Leadership students at Howe Sound Secondary tried a new approach to bring different groups together to start off the school year.
On “Funky Friday” they put together a retreat for students as a team-building exercise called TEAM, which stands for Together Everyone Achieves More.
“Tonight is all about team-building, having fun, but tonight is also a competition,” leadership student Christian Smith, one of the main organizers, said to the group of about 40 students.
There are three main leadership classes within the school – the senior, aboriginal and athletic groups – and the plan, as co-organizer Alex Jevons told the Sea to Sky School District board of education at its regular September meeting, is to have them get to know each other. Between the three groups, there are about 70 students.
“All the leadership groups are quite different, but we want to bring them together,” she told the trustees.
The Friday evening event was a friendly competition, with students from each of the three groups mixed together to form yellow, red, blue and green teams that had to collaborate on a number of fun challenges.
“It’s all about combining the leadership classes and getting everyone to know each other,” Jevons said.
The event took place after school and through the evening mostly inside the school’s Eagle Eye Theatre. It began with each of the four teams, dressed in their colours, working on cheers that included chants, formations spelling out team names and even the occasional gravity-defying flip.
Over the course of the evening, the four groups took part in competitions such as “Square,” in which team members had to negotiate around each other while standing on a bench to get back to their original positions; “Minefield,” in which the team had to lead a blind-folded person through a grid while avoiding targets; and a ball race where the team had to move a ball positioned between each member without dropping it.
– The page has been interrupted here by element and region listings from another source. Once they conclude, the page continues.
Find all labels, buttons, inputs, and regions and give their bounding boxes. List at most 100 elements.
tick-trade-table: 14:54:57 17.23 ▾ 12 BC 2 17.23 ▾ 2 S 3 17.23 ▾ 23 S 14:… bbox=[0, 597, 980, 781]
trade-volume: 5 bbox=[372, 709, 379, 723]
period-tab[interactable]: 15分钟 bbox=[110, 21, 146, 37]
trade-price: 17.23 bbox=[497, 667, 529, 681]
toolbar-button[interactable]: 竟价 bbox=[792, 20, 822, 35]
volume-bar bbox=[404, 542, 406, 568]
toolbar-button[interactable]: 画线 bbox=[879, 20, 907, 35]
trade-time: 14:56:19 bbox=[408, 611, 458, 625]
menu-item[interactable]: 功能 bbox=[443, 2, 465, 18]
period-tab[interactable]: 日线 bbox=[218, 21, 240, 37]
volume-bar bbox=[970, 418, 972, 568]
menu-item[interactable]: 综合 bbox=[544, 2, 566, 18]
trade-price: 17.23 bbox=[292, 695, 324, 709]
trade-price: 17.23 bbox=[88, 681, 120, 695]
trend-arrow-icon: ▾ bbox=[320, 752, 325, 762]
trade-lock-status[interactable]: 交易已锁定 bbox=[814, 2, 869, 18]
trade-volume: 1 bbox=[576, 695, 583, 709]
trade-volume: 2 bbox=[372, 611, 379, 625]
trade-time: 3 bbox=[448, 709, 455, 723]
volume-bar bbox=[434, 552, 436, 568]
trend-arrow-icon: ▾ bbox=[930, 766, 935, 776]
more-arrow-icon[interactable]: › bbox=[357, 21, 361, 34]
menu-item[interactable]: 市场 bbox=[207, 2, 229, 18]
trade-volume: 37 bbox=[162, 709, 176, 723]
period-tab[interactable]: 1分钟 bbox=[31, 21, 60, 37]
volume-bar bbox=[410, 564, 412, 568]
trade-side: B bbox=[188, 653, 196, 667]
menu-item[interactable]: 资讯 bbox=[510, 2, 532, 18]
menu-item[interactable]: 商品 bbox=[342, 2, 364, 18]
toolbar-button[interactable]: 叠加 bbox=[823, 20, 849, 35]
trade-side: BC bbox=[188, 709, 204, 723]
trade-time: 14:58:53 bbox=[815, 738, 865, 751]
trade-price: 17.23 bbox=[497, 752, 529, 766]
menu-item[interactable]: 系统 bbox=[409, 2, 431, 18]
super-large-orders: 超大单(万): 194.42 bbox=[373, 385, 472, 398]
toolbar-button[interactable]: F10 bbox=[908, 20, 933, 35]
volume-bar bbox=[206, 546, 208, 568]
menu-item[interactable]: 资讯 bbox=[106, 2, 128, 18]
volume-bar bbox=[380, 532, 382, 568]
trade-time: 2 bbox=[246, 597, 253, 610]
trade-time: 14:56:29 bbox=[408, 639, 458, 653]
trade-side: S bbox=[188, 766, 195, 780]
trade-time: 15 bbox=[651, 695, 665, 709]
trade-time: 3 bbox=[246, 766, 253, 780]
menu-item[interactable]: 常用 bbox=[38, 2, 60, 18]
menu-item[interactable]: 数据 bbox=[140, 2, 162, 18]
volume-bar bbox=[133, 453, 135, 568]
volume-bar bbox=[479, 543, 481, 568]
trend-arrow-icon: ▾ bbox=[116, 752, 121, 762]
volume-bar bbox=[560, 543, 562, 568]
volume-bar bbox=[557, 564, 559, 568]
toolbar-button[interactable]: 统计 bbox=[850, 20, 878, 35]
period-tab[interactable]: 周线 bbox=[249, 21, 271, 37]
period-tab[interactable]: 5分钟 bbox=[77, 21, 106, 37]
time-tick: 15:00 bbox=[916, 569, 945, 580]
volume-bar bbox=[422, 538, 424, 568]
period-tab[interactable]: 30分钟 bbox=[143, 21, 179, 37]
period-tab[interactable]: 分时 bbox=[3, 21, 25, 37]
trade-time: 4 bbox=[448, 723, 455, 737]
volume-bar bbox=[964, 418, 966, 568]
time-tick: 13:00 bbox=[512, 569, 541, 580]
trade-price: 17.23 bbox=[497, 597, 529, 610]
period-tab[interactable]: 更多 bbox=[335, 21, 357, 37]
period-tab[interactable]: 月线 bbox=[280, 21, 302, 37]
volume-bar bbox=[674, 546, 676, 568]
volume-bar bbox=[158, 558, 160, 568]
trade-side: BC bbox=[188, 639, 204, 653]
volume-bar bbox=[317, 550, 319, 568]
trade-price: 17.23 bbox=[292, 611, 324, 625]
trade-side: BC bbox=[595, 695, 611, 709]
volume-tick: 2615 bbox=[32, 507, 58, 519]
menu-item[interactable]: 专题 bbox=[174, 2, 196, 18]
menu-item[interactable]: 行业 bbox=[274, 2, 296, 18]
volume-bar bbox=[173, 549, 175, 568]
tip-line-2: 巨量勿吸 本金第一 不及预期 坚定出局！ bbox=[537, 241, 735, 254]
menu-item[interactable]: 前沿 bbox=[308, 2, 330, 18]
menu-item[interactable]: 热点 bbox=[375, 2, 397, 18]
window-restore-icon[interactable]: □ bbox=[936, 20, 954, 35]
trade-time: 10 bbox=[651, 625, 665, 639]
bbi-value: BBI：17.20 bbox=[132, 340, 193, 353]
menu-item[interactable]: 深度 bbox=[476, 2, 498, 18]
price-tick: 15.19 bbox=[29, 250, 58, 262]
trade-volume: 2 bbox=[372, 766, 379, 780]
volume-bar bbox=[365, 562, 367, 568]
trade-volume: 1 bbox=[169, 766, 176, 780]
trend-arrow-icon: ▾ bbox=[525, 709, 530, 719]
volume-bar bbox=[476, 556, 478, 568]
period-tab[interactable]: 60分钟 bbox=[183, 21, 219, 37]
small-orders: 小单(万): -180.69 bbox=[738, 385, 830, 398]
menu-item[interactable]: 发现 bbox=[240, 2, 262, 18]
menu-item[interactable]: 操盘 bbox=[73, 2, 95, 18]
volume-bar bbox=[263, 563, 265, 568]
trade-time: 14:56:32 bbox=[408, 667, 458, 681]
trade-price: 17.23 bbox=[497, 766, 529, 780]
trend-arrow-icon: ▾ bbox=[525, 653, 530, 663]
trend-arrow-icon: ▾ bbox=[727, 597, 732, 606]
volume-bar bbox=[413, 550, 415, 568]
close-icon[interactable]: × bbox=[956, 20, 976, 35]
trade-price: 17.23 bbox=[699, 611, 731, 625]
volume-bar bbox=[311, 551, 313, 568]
There was even team karaoke and a “Fear Factor” competition.
The aim was to come out on top, which included gift cards as prizes. In the end, it was the yellow team – mostly dressed in orange, as it was Orange Shirt Day Friday – that took the top spot.
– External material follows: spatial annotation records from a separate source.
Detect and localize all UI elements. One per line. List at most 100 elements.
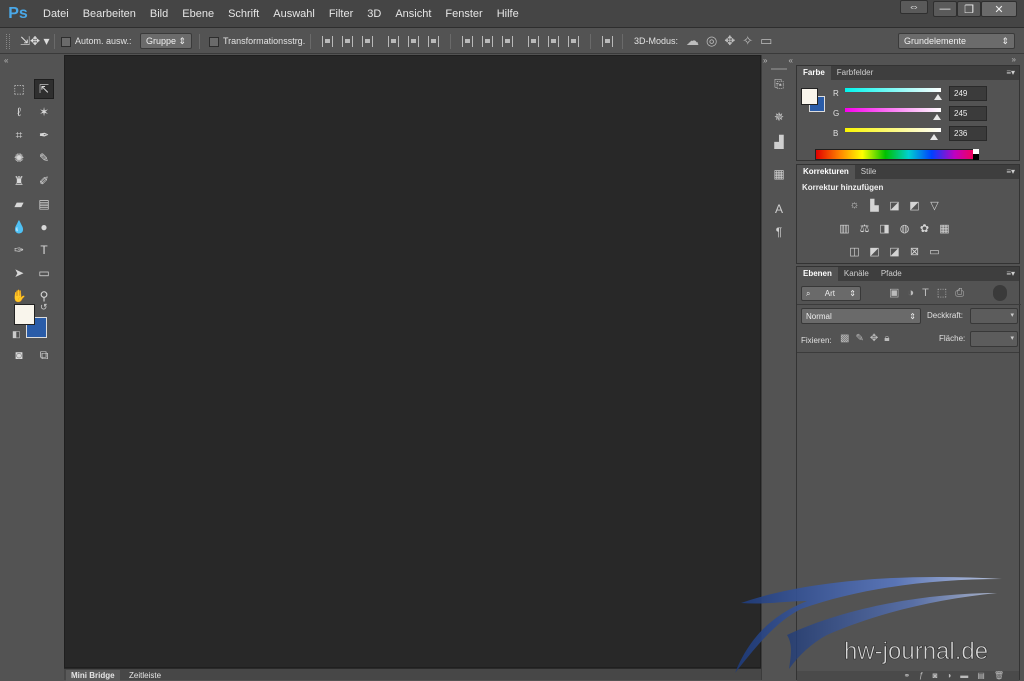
minimize-button[interactable]: — — [933, 1, 957, 17]
color-spectrum-bar[interactable] — [815, 149, 979, 160]
hand-tool-icon[interactable]: ✋ — [9, 286, 29, 306]
tab-korrekturen[interactable]: Korrekturen — [797, 165, 855, 179]
align-left-icon[interactable] — [388, 36, 399, 47]
align-top-icon[interactable] — [322, 36, 333, 47]
arrange-documents-button[interactable]: ⇔ — [900, 0, 928, 14]
eyedropper-tool-icon[interactable]: ✒ — [34, 125, 54, 145]
red-value-field[interactable]: 249 — [949, 86, 987, 101]
curves-icon[interactable]: ◪ — [888, 199, 901, 212]
color-balance-icon[interactable]: ⚖ — [858, 222, 871, 235]
history-brush-tool-icon[interactable]: ✐ — [34, 171, 54, 191]
tab-pfade[interactable]: Pfade — [875, 267, 908, 281]
green-value-field[interactable]: 245 — [949, 106, 987, 121]
distribute-right-icon[interactable] — [568, 36, 579, 47]
tab-timeline[interactable]: Zeitleiste — [124, 670, 166, 681]
vibrance-icon[interactable]: ▽ — [928, 199, 941, 212]
menu-hilfe[interactable]: Hilfe — [490, 0, 526, 28]
workspace-dropdown[interactable]: Grundelemente ⇕ — [898, 33, 1015, 49]
selective-color-icon[interactable]: ⊠ — [908, 245, 921, 258]
smart-object-filter-icon[interactable]: ⎙ — [955, 287, 972, 299]
gradient-map-icon[interactable]: ▭ — [928, 245, 941, 258]
spectrum-black-swatch[interactable] — [973, 154, 979, 160]
foreground-color-swatch[interactable] — [14, 304, 35, 325]
align-vcenter-icon[interactable] — [342, 36, 353, 47]
distribute-hcenter-icon[interactable] — [548, 36, 559, 47]
paragraph-panel-icon[interactable]: ¶ — [770, 223, 788, 241]
expand-left-icon[interactable]: » — [763, 56, 767, 65]
menu-ebene[interactable]: Ebene — [175, 0, 221, 28]
menu-datei[interactable]: Datei — [36, 0, 76, 28]
menu-ansicht[interactable]: Ansicht — [388, 0, 438, 28]
distribute-top-icon[interactable] — [462, 36, 473, 47]
gradient-tool-icon[interactable]: ▤ — [34, 194, 54, 214]
color-lookup-icon[interactable]: ▦ — [938, 222, 951, 235]
collapse-right-icon[interactable]: « — [789, 56, 793, 65]
close-button[interactable]: ✕ — [981, 1, 1017, 17]
history-panel-icon[interactable]: ⎘ — [770, 75, 788, 93]
dodge-tool-icon[interactable]: ● — [34, 217, 54, 237]
blue-slider-thumb[interactable] — [930, 134, 938, 140]
3d-roll-icon[interactable]: ◎ — [706, 33, 724, 48]
3d-mode-tools[interactable]: ☁◎✥✧▭ — [686, 33, 779, 49]
eraser-tool-icon[interactable]: ▰ — [9, 194, 29, 214]
tab-ebenen[interactable]: Ebenen — [797, 267, 838, 281]
exposure-icon[interactable]: ◩ — [908, 199, 921, 212]
menu-3d[interactable]: 3D — [360, 0, 388, 28]
green-slider-thumb[interactable] — [933, 114, 941, 120]
tab-mini-bridge[interactable]: Mini Bridge — [66, 670, 120, 681]
hue-saturation-icon[interactable]: ▥ — [838, 222, 851, 235]
menu-schrift[interactable]: Schrift — [221, 0, 266, 28]
brush-tool-icon[interactable]: ✎ — [34, 148, 54, 168]
navigator-panel-icon[interactable]: ✵ — [770, 108, 788, 126]
move-tool-icon[interactable]: ⇱ — [34, 79, 54, 99]
menu-auswahl[interactable]: Auswahl — [266, 0, 322, 28]
tab-farbfelder[interactable]: Farbfelder — [831, 66, 879, 80]
grip-handle[interactable] — [6, 34, 10, 49]
magic-wand-tool-icon[interactable]: ✶ — [34, 102, 54, 122]
photo-filter-icon[interactable]: ◍ — [898, 222, 911, 235]
default-colors-icon[interactable]: ◧ — [12, 329, 21, 340]
strip-grip[interactable] — [771, 68, 787, 70]
quick-mask-icon[interactable]: ◙ — [9, 345, 29, 365]
distribute-vcenter-icon[interactable] — [482, 36, 493, 47]
tab-stile[interactable]: Stile — [855, 165, 883, 179]
panel-menu-icon[interactable]: ≡▾ — [1006, 68, 1015, 77]
type-filter-icon[interactable]: T — [922, 287, 937, 299]
healing-brush-tool-icon[interactable]: ✺ — [9, 148, 29, 168]
blur-tool-icon[interactable]: 💧 — [9, 217, 29, 237]
invert-icon[interactable]: ◫ — [848, 245, 861, 258]
tab-farbe[interactable]: Farbe — [797, 66, 831, 80]
auto-align-layers-icon[interactable] — [602, 36, 613, 47]
blue-value-field[interactable]: 236 — [949, 126, 987, 141]
histogram-panel-icon[interactable]: ▟ — [770, 133, 788, 151]
panel-menu-icon[interactable]: ≡▾ — [1006, 269, 1015, 278]
align-bottom-icon[interactable] — [362, 36, 373, 47]
color-panel-foreground[interactable] — [801, 88, 818, 105]
align-hcenter-icon[interactable] — [408, 36, 419, 47]
swap-colors-icon[interactable]: ↺ — [40, 302, 48, 313]
fill-field[interactable]: ▾ — [970, 331, 1018, 347]
black-white-icon[interactable]: ◨ — [878, 222, 891, 235]
auto-select-checkbox[interactable] — [61, 37, 71, 47]
filter-toggle[interactable] — [993, 285, 1007, 301]
menu-filter[interactable]: Filter — [322, 0, 360, 28]
lock-all-icon[interactable]: 🔒︎ — [884, 333, 895, 344]
tab-kanaele[interactable]: Kanäle — [838, 267, 875, 281]
shape-filter-icon[interactable]: ⬚ — [937, 287, 955, 299]
marquee-tool-icon[interactable]: ⬚ — [9, 79, 29, 99]
lock-position-icon[interactable]: ✥ — [870, 333, 884, 344]
3d-pan-icon[interactable]: ✥ — [724, 33, 742, 48]
red-slider[interactable] — [845, 88, 941, 92]
menu-fenster[interactable]: Fenster — [438, 0, 489, 28]
character-panel-icon[interactable]: A — [770, 200, 788, 218]
channel-mixer-icon[interactable]: ✿ — [918, 222, 931, 235]
type-tool-icon[interactable]: T — [34, 240, 54, 260]
layer-filter-dropdown[interactable]: ⌕ Art ⇕ — [801, 286, 861, 301]
posterize-icon[interactable]: ◩ — [868, 245, 881, 258]
align-right-icon[interactable] — [428, 36, 439, 47]
threshold-icon[interactable]: ◪ — [888, 245, 901, 258]
opacity-field[interactable]: ▾ — [970, 308, 1018, 324]
crop-tool-icon[interactable]: ⌗ — [9, 125, 29, 145]
move-tool-preset-icon[interactable]: ⇲✥ ▾ — [20, 34, 49, 48]
lock-image-icon[interactable]: ✎ — [855, 333, 869, 344]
Smith and Jevons came up with the idea of the retreat at the end of the previous school year and started planning to bring the three leadership groups together.
“I thought that would be fun to take on as a project,” Smith said.
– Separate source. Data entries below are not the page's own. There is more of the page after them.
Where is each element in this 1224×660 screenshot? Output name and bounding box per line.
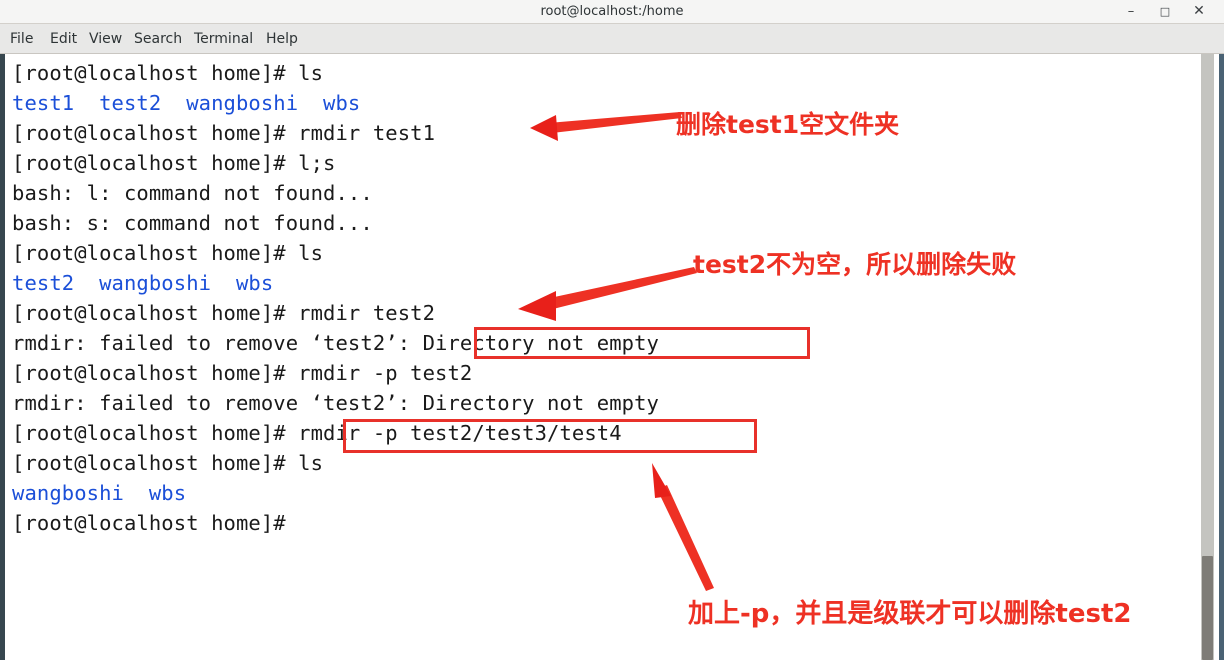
terminal-line: [root@localhost home]# [12,511,286,535]
maximize-button[interactable]: □ [1148,0,1182,23]
menu-item-terminal[interactable]: Terminal [187,24,260,54]
scrollbar-thumb[interactable] [1202,556,1213,660]
terminal-line: bash: l: command not found... [12,181,373,205]
terminal-line: rmdir: failed to remove ‘test2’: Directo… [12,391,659,415]
minimize-button[interactable]: – [1114,0,1148,23]
terminal-line: [root@localhost home]# ls [12,451,324,475]
menu-item-search[interactable]: Search [127,24,189,54]
terminal-output[interactable]: [root@localhost home]# ls test1 test2 wa… [5,54,1211,660]
terminal-line: [root@localhost home]# rmdir test1 [12,121,436,145]
terminal-line: [root@localhost home]# ls [12,61,324,85]
menu-item-view[interactable]: View [82,24,129,54]
terminal-line: wangboshi wbs [12,481,187,505]
terminal-line: [root@localhost home]# rmdir -p test2/te… [12,421,622,445]
window-title: root@localhost:/home [540,4,684,19]
terminal-window: root@localhost:/home – □ ✕ File Edit Vie… [0,0,1224,660]
terminal-line: rmdir: failed to remove ‘test2’: Directo… [12,331,659,355]
menu-item-help[interactable]: Help [259,24,305,54]
terminal-line: [root@localhost home]# rmdir -p test2 [12,361,473,385]
terminal-line: [root@localhost home]# rmdir test2 [12,301,436,325]
menu-bar: File Edit View Search Terminal Help [0,24,1224,54]
menu-item-file[interactable]: File [3,24,40,54]
vertical-scrollbar[interactable] [1201,54,1214,660]
menu-item-edit[interactable]: Edit [43,24,84,54]
terminal-line: test2 wangboshi wbs [12,271,274,295]
terminal-line: [root@localhost home]# l;s [12,151,336,175]
terminal-line: bash: s: command not found... [12,211,373,235]
close-button[interactable]: ✕ [1182,0,1216,23]
terminal-line: test1 test2 wangboshi wbs [12,91,361,115]
terminal-frame: [root@localhost home]# ls test1 test2 wa… [0,54,1224,660]
title-bar: root@localhost:/home – □ ✕ [0,0,1224,24]
terminal-line: [root@localhost home]# ls [12,241,324,265]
The two students admit it was a bit of challenge to get some of the peers motivated to take part, perhaps because it was something new on the school calendar, but more students were interested as the day drew closer.
Jevons and Smith then appeared before the board of education at the regular monthly meeting on Sept. 14 to let the district know about the event.
Board chair Rick Price was impressed and touched on the collaborative aspect of the retreat.
“It fits so well with the kind of learning we really want to see,” he told the two students.
The leadership students’ hope is that the event will spur interest and lead to similar events in the future.
“What we hope for the first time is for people to spread the word,” Jevons said.